Todo parece estar abierto para después del 25 de septiembre. Según las encuestas, la formación jeltzale obtendrá una representación parlamentaria superior a la de sus oponentes; pero falta por saber con quién podría constituir un Gobierno estable. El más probable es el que resulte de la suma del PNV con el PSE; pero no sabemos si los socialistas escaparán de su crisis de identidad y detendrán la sangría de votos que comenzó con la gestión de la crisis emprendida por Zapatero y la irrupción de Podemos. Hay demasiadas incertidumbres sobre el partido de Idoia Mendia como para asegurar una legislatura controlada. Por tradición y cierta lógica, el acuerdo PNV-PSE es el más adecuado aunque menos ambicioso, pero para mí no resulta el más deseable, porque Euskadi necesita un horizonte de futuro que lo libere del lastre de España, nuestro verdadero problema. Un acuerdo así tiene aroma a pasado y naftalina.

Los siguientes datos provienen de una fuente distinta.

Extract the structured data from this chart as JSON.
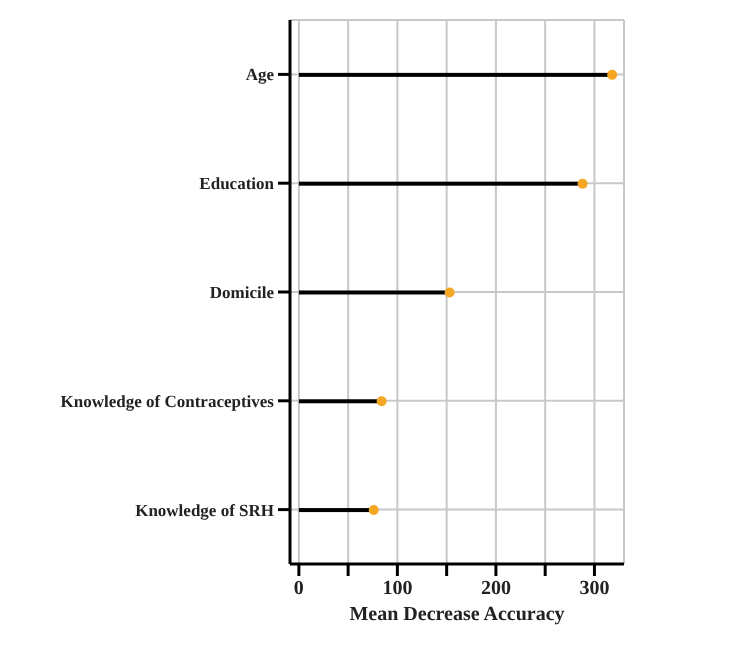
{
  "chart_data": {
    "type": "lollipop",
    "xlabel": "Mean Decrease Accuracy",
    "orientation": "horizontal",
    "categories": [
      "Age",
      "Education",
      "Domicile",
      "Knowledge of Contraceptives",
      "Knowledge of SRH"
    ],
    "series": [
      {
        "color": "#f5a623",
        "values": [
          318,
          288,
          153,
          84,
          76
        ]
      }
    ],
    "xlim": [
      -9,
      330
    ],
    "xticks": [
      0,
      {
        "value": 50,
        "label": null
      },
      100,
      {
        "value": 150,
        "label": null
      },
      200,
      {
        "value": 250,
        "label": null
      },
      300
    ],
    "grid": true,
    "marker": "circle"
  }
}
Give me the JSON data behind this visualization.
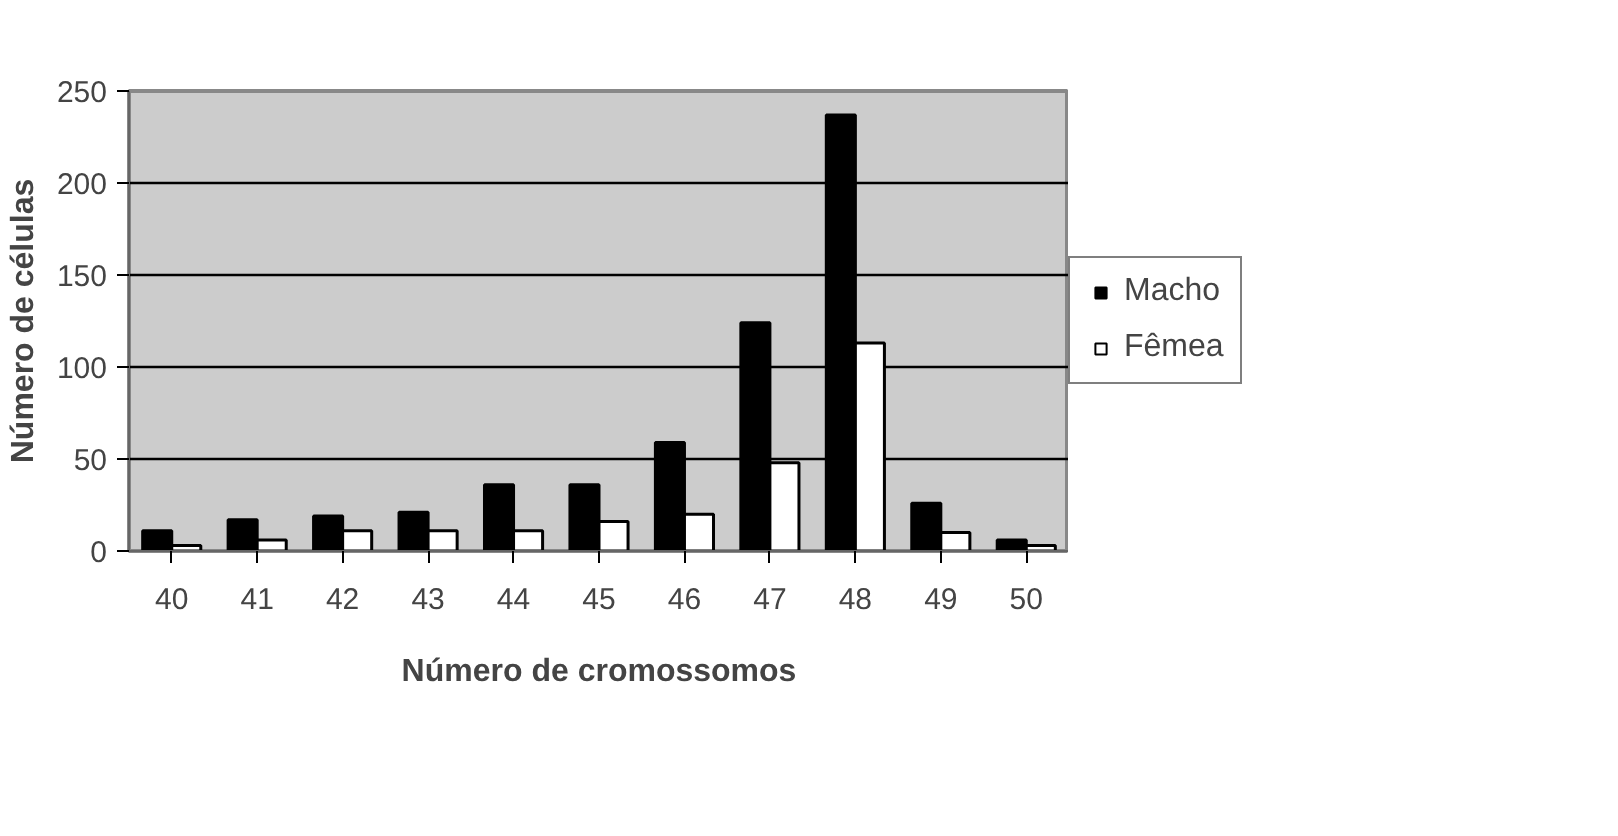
{
  "chart_data": {
    "type": "bar",
    "xlabel": "Número de cromossomos",
    "ylabel": "Número de células",
    "categories": [
      "40",
      "41",
      "42",
      "43",
      "44",
      "45",
      "46",
      "47",
      "48",
      "49",
      "50"
    ],
    "series": [
      {
        "name": "Macho",
        "color": "#000000",
        "values": [
          11,
          17,
          19,
          21,
          36,
          36,
          59,
          124,
          237,
          26,
          6
        ]
      },
      {
        "name": "Fêmea",
        "color": "#ffffff",
        "values": [
          3,
          6,
          11,
          11,
          11,
          16,
          20,
          48,
          113,
          10,
          3
        ]
      }
    ],
    "ylim": [
      0,
      250
    ],
    "yticks": [
      0,
      50,
      100,
      150,
      200,
      250
    ],
    "grid": "y",
    "legend": "right"
  }
}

¿Cabe una suma numérica y programática entre Elkarrekin-Podemos y EH Bildu que desbanque al PNV? Es posible y seguro que cuenta con muchos partidarios. La contradicción entre lo estatal y lo nacional vasco, más allá de los proyectos sociales y económicos, es profunda, por muy favorable que se defina la formación morada hacia del derecho a decidir que, se me antoja, más teórico que real y que saltaría por los aires el hipotético día en que esa potestad se pudiera ejercer. La izquierda fue siempre tan experta en retórica como incumplidora de sus poéticas teorías, incluso cuando se facultó en regímenes totalitarios. La libertad es más fuerte que el miedo.

Es visible que a Elkarrekin-Podemos le falta un hervor democrático y la demostración de su solvencia política en los gobiernos. Su previsible unidad con la izquierda abertzale quebraría al partido de Iglesias en España y esquilmaría el tejido industrial vasco. No parece un horizonte que contribuya a hacerlo atractivo a los ojos del electorado. Es en lo social donde está el máximo interés de la gente, el epicentro vital, por lo que el próximo Gobierno vasco deberá incrementar el peso de la economía social, la calidad y eficacia de los instrumentos de solidaridad y la creación de oportunidades para nuestros jóvenes. Se nos van irremediablemente. Hay mucho que hacer como para aventurarnos en quienes apenas traen livianas teorías donde vive acomodado.

Es conveniente, en mi opinión, que el PNV explore acuerdos institucionales y de gestión estratégica con EH Bildu. Hay que abandonar los oxidados conceptos de derecha-izquierda para penetrar en la reforma del sistema que, además, de profundizar en la cohesión social y en una economía de raíz humanista, actualice el modelo de EITB (porque no hay futuro sin una comunicación abierta y pública, liberada del condicionamiento de los medios privados), la cualificación de nuestra sanidad y educación, el problema de la cooperación territorial, la eficiencia administrativa y el envejecimiento de la población, esta sí, una urgencia absoluta. Va a resultar, mire usted por dónde, que Podemos no es necesario en Euskadi, pues solo va bien en la teoría.